Rwanda. Je demande justice pour la France et ses soldats
Général Didier Tauzin Jacob-Duvernet, Paris, 2011, 224 p.
Dix-sept ans après le déclenchement de la tragédie, la vérité s’impose quant aux génocides du Rwanda et de la République démocratique du Congo. Pierre Péan [1] et Bernard Lugan [2] ont eu le courage depuis une demi-douzaine d’années de défendre un point de vue allant à l'encontre la vérité officielle : les victimes Tutsis d’une part, les tortionnaires Hutus et leurs complices français de l’autre. C’est aujourd’hui le général Tauzin qui s’exprime. Méconnu du grand public, Didier Tauzin a mené dans l’ombre une brillante carrière militaire. Après avoir défendu ardemment les intérêts de la France et de l’Occident contre le communisme pendant la Guerre froide, en tant qu’officier du 1er RPIMA [3], le fer de lance des opérations spéciales françaises, il se voit confier son commandement en 1992.

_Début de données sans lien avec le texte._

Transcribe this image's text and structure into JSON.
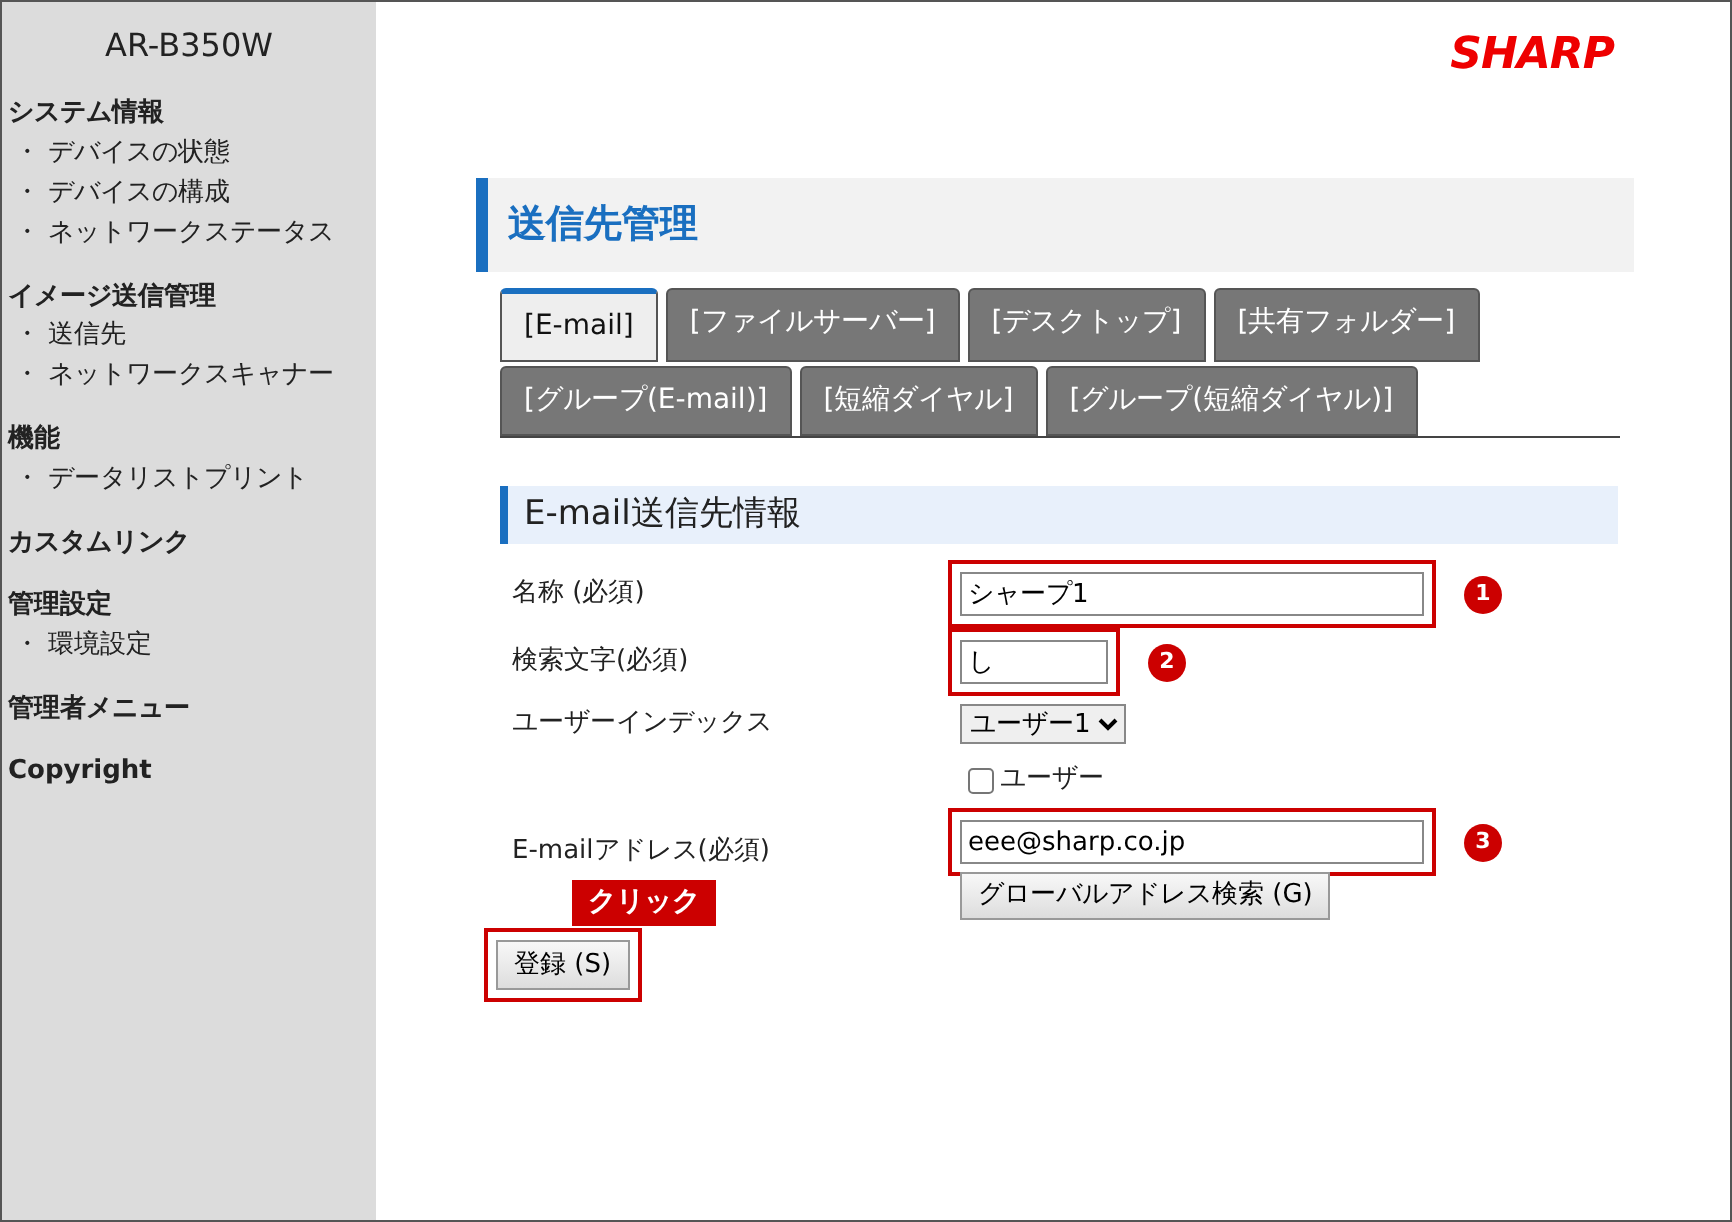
{
  "sidebar": {
    "model": "AR-B350W",
    "sections": [
      {
        "title": "システム情報",
        "items": [
          "・ デバイスの状態",
          "・ デバイスの構成",
          "・ ネットワークステータス"
        ]
      },
      {
        "title": "イメージ送信管理",
        "items": [
          "・ 送信先",
          "・ ネットワークスキャナー"
        ]
      },
      {
        "title": "機能",
        "items": [
          "・ データリストプリント"
        ]
      },
      {
        "title": "カスタムリンク"
      },
      {
        "title": "管理設定",
        "items": [
          "・ 環境設定"
        ]
      },
      {
        "title": "管理者メニュー"
      },
      {
        "title": "Copyright"
      }
    ]
  },
  "logo": "SHARP",
  "page_title": "送信先管理",
  "tabs": [
    {
      "label": "[E-mail]",
      "selected": true
    },
    {
      "label": "[ファイルサーバー]",
      "selected": false
    },
    {
      "label": "[デスクトップ]",
      "selected": false
    },
    {
      "label": "[共有フォルダー]",
      "selected": false
    },
    {
      "label": "[グループ(E-mail)]",
      "selected": false
    },
    {
      "label": "[短縮ダイヤル]",
      "selected": false
    },
    {
      "label": "[グループ(短縮ダイヤル)]",
      "selected": false
    }
  ],
  "section_title": "E-mail送信先情報",
  "fields": [
    {
      "kind": "text",
      "label": "名称 (必須)",
      "value": "シャープ1",
      "step": "1"
    },
    {
      "kind": "short",
      "label": "検索文字(必須)",
      "value": "し",
      "step": "2"
    },
    {
      "kind": "select",
      "label": "ユーザーインデックス",
      "value": "ユーザー1"
    },
    {
      "kind": "checkbox",
      "label": "ユーザー",
      "checked": false
    },
    {
      "kind": "email",
      "label": "E-mailアドレス(必須)",
      "value": "eee@sharp.co.jp",
      "step": "3",
      "button": "グローバルアドレス検索 (G)"
    }
  ],
  "submit": "登録 (S)",
  "callout": "クリック"
}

À la tête de celui-ci, il va être en charge de deux missions à haut risque : stabiliser le Rwanda et tenter de sauver ce qui peut l’être après le début des massacres de 1994. La première mission survient en 1993. Le Front patriotique rwandais (FPR) de Paul Kagamé, depuis trois ans en guerre contre le gouvernement rwandais de Juvénal Habyarimana, est en passe de l’emporter. Paris demande à Didier Tauzin de contenir l’offensive tutsie avec quelques dizaines de ses paras dans le cadre de l’opération Noroit. Encadrant les FAR (Forces Armées Rwandaises) en déroute, les hommes du 1er RPIMA parviennent à stopper la débâcle, rallier les troupes et infliger des pertes sévères au FPR. Alors qu’une contre-offensive, montée par Tauzin, se prépare à renvoyer la guérilla tutsie dans sa base arrière ougandaise, l’Élysée décide de ne pas pousser l’avantage et d’en rester là. Tauzin et le gros de ses hommes rentrent en France, frustrés d’une victoire qui leur tendait les bras. Un an plus tard ils sont de retour au Rwanda.
Entre temps Juvénal Habyarimana a été assassiné, le génocide des Tutsis a commencé, le FPR victorieux, marche sur Kigali. De part et d’autre les massacres se multiplient. Conformément à la résolution 929 du Conseil de sécurité des Nations unies, la France lance l’opération Turquoise. Il s’agit de sauver le plus possible de civils, toutes ethnies confondues. Didier Tauzin et le 1er RPIMA font partie du dispositif. Cette fois ils ont l’ordre d’éviter tout affrontement avec le FPR et de n’apporter aucun soutien aux FAR. Impuissants face à la barbarie, ils font ce qu’ils peuvent, mettent à l’abri le plus grand nombre de réfugiés dans les camps du Zaïre, puis rentrent en France. Ce sont les faits. Des soldats français, exécutant les ordres du chef des armées, François Mitterrand, ont tenté de sauver le régime Habyarimana en 1993, un an avant le début du génocide des Tutsis. Sous mandat des Nations unies, ces mêmes soldats sont ensuite revenus un an plus tard pour mener une opération humanitaire. Rien de répréhensible donc.
Pourtant ces hommes doivent depuis dix-sept ans se battre pour défendre leur honneur. Sbires du néo-colonialisme français, ils auraient prolongé la longue chaîne d’exactions à laquelle se résume l’histoire de la présence française en Afrique. Complices du génocide voire génocidaires tout courts, les soldats français des opérations Noroit et Turquoise ont été traités de tous les noms.
Désormais, pour la plupart, en retraite, donc déliés de leurs obligations de réserve, les officiers français impliqués dans cette tragédie passent à la contre-attaque. Avec, en première ligne, Didier Tauzin.
Didier Tauzin espère enfin que justice sera rendue. Que ceux qui ont cloué au pilori les militaires français – journalistes, ONG, militants divers – vont, à leur tour devoir rendre des comptes, justifier leur soutien au FPR, à un régime dictatorial et criminel. Après les enquêtes des juges Bruguière et Trévidic, le rapport de l’ONU dénonçant les abominations de Kagamé, il souhaite qu’enfin le vent tourne et que les donneurs de leçon assument leurs erreurs et leur aveuglement.